Social work presents alumni, faculty awards

The George Warren Brown School of Social Work honored three individuals with Outstanding Alumni Awards at the 2005 Outstanding Social Work Awards Banquet May 12 at the Forest Park Visitor Center.

The school also presented an Outstanding Faculty Award to Mark R. Rank, Ph.D., the Herbert S. Hadley Professor of Social Welfare.

Outstanding Alumni Awards were presented to the Rev. Cynthia S. Bumb, Ruth Greene Richardson and Frank S. Seever.

Bumb, a 1983 graduate and pastor of the Pilgrim Congregational United Church of Christ, has been recognized as a coalition-builder between groups with divergent interests.

Known for her ability to bridge the gap between the sacred and the secular, Bumb is engaged in justice and community social action in reproductive choice, family health, youth development and direct services to the disenfranchised.

She is on the boards of numerous community groups such as Doorways, an interfaith AIDS residence program. Bumb is the outgoing president of the Missouri Family Health Council.

Richardson, a 1950 graduate, is the founder and former executive director of Three Rivers Youth, a private nonprofit agency providing services to abused, neglected, runaway and homeless youth. She is a social work pioneer who touches the lives of the disadvantaged through art.

After breaking racial barriers at the School of Social Work and the University, she went on to influence the delivery of social services to children, youth and families with a goal of racial unity.

In retirement, Richardson has returned to her work as an artist.
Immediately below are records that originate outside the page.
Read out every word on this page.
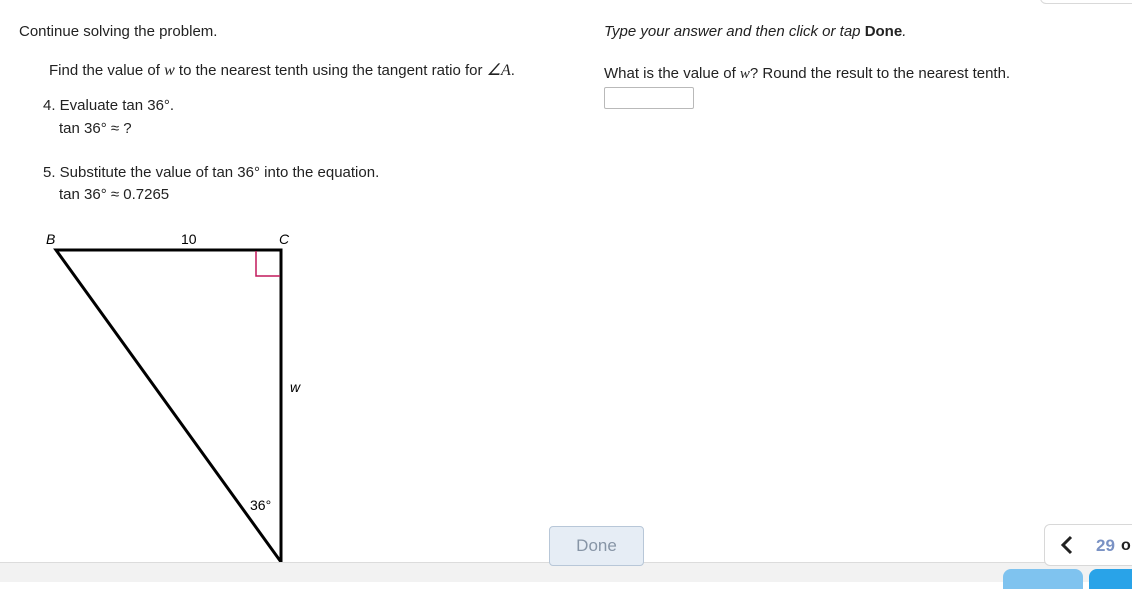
Continue solving the problem.
Find the value of w to the nearest tenth using the tangent ratio for ∠A.
4. Evaluate tan 36°.
tan 36° ≈ ?
5. Substitute the value of tan 36° into the equation.
tan 36° ≈ 0.7265
B	C
10
w
36°
Type your answer and then click or tap Done.
What is the value of w? Round the result to the nearest tenth.
Done	29 o
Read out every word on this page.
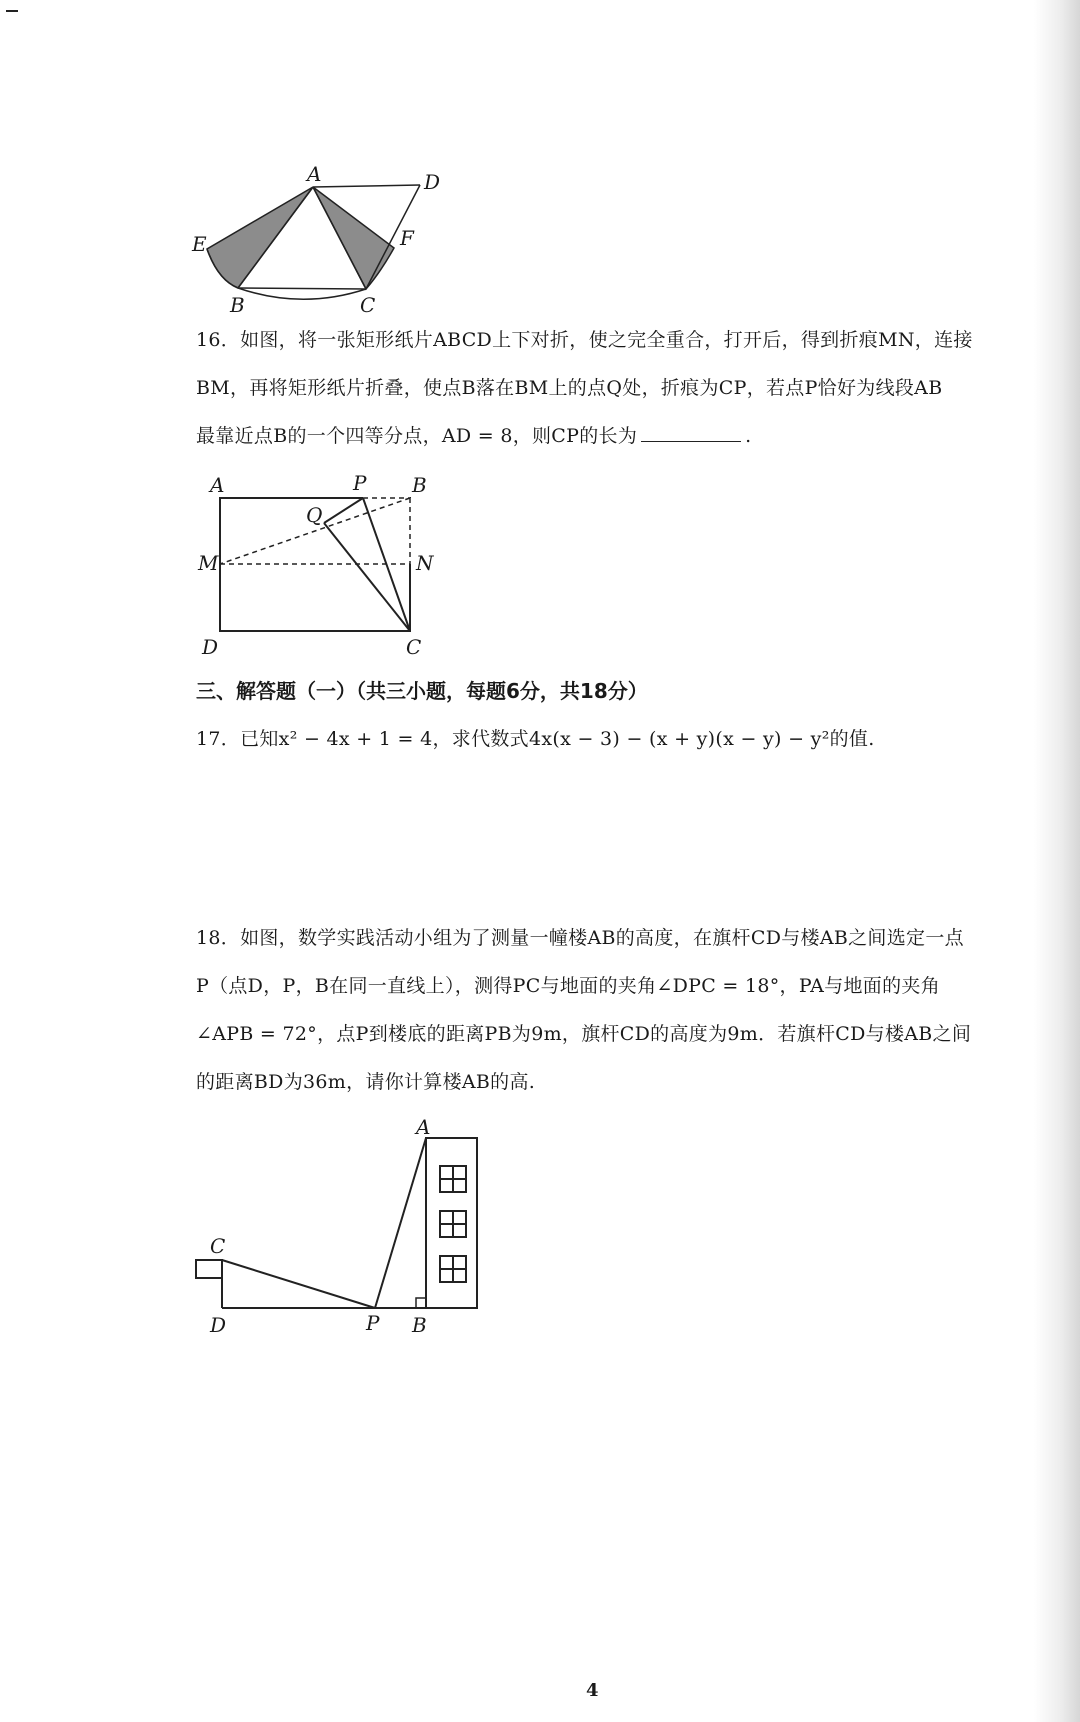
A	D
E	F
B	C
16．如图，将一张矩形纸片ABCD上下对折，使之完全重合，打开后，得到折痕MN，连接
BM，再将矩形纸片折叠，使点B落在BM上的点Q处，折痕为CP，若点P恰好为线段AB
最靠近点B的一个四等分点，AD = 8，则CP的长为	.
A	P B
Q
M	N
D	C
三、解答题（一）（共三小题，每题6分，共18分）
17．已知x² − 4x + 1 = 4，求代数式4x(x − 3) − (x + y)(x − y) − y²的值.
18．如图，数学实践活动小组为了测量一幢楼AB的高度，在旗杆CD与楼AB之间选定一点
P（点D，P，B在同一直线上），测得PC与地面的夹角∠DPC = 18°，PA与地面的夹角
∠APB = 72°，点P到楼底的距离PB为9m，旗杆CD的高度为9m．若旗杆CD与楼AB之间
的距离BD为36m，请你计算楼AB的高.
A
C
D	P B
4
In addition to receiving many awards, her art was recently exhibited at The John F. Kennedy Center for the Performing Arts in Washington, D.C.

Seever is a 1954 graduate and the founder and president of the Taylor Institute at the University of Chicago, an international leader in research, public policy analysis and program development.

Throughout his career, he has been known for his innovative work, dedicated to improving the human condition in urban neighborhoods.

He developed the first Meals on Wheels and Welfare to Work models in the United States and is the founder of Chicago Commons, a virtual think tank of inner-city, community-based social services.

Rank has been a member of the University faculty since 1985 and a social work faculty member since 1989. He is known for his innovative and thought-changing research and teaching on poverty, social welfare and economic inequality.

He is the author of the critically acclaimed books Living on the Edge: The Realities of Welfare in America and One Nation Underprivileged: Why American Poverty Affects Us All.

Rank is the recipient of numerous awards, including the annual Faculty Teaching Award from the Council of Students of Arts & Sciences and the Outstanding Research Award from the Society for Social Work Research.